И это лучше. Асхадов садится на пассажирское кресло вперёд. А я забираюсь одна назад.
Сейчас мне не хочется сидеть с ним рядом. Я не знаю, как на него реагировать. Не понимаю, какая ему выгода и корысть. В том, что подобные люди ничего не делают бескорыстно, можно быть уверенной на сто процентов.
Понять бы, зачем я ему? Почему он передумал и вернулся за мной? Предположить внезапно вспыхнувшие чувства у человека-калькулятора — несусветная глупость.
Мы подъезжаем к довольно уютному ресторанчику. Не думала, что Асхадов посещает такие места.
Ему по статусу положено что-то фешенебельное, со звёздами Мишлена.
Идём к двери.
Рядом.
Не касаясь.
Дверь он галантно приоткрывает и пропускает меня вперёд.
Официант сразу радушно встречает нас и ведёт к столику. Из-за которого поднимается человек удивительно похожий на моего любимого актёра Пола Беттани — такой же высокий, худощавый, чуть нескладный, рыжий и весь в веснушках.
— Руслан, — говорит он, протягивая мне узкую длиннопалую руку.
У него приятный, чуть хрипловатый, будто от простуды, голос.
И это нечестно! Бандиты не должны выглядеть так! И так звучать.
Я чуть смущаюсь и подаю ладонь в ответ.
Он осторожно берёт мои пальцы, наклоняется и… целует.
Потом вскидывает голову, смотрит в упор на Асхадова и выносит вердикт:
— Приятель, она слишком хороша для тебя.
И Асхадов удивляет меня, когда глухо, тихо и печально произносит в ответ:
— Знаю.
2(7)
Перехватываю его взгляд. А там — колкие и ломкие углы растаявших льдин, мятная прохлада и…грусть. С чего бы? Что с ним?
Но — словно снова набегает северный ветер — глаза леденеют, а красивые губы кривятся в ехидной усмешке.
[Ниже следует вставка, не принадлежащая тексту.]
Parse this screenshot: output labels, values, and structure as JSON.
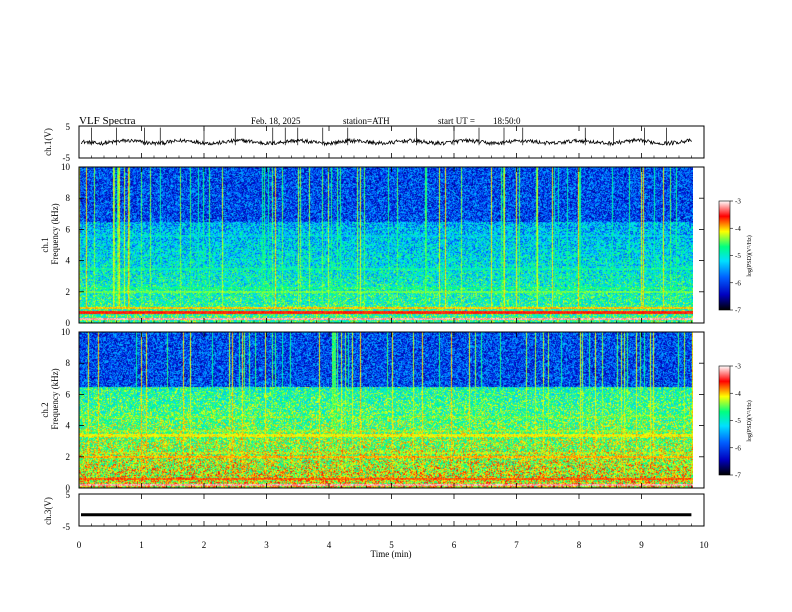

— Поэтому и решил на ней жениться, — говорит вроде бы серьёзно, но я чувствую в голосе насмешку. — Познакомься с моей невестой, Рус — Алла Альбертовна Нибиуллина. — Он специально выделяет мои отчество и фамилию, и я вижу, как Ржавый меняется в лице, отступая к столу.
— Ты шутишь? — он плюхается на стул, а Асхадов помогает мне сесть. Сам же — вальяжно устраивается рядом, положив руку на спинку моего стула. Будто обнимает. Очерчивает территорию. Показывает мою принадлежность ему.
Высокобюджетная вещь.
— Разве я бы стал шутить такими вещами? — продолжает ёрничать Асхадов. — Ты же меня знаешь! Но если не веришь — вот, — и кладёт на стол мой… паспорт.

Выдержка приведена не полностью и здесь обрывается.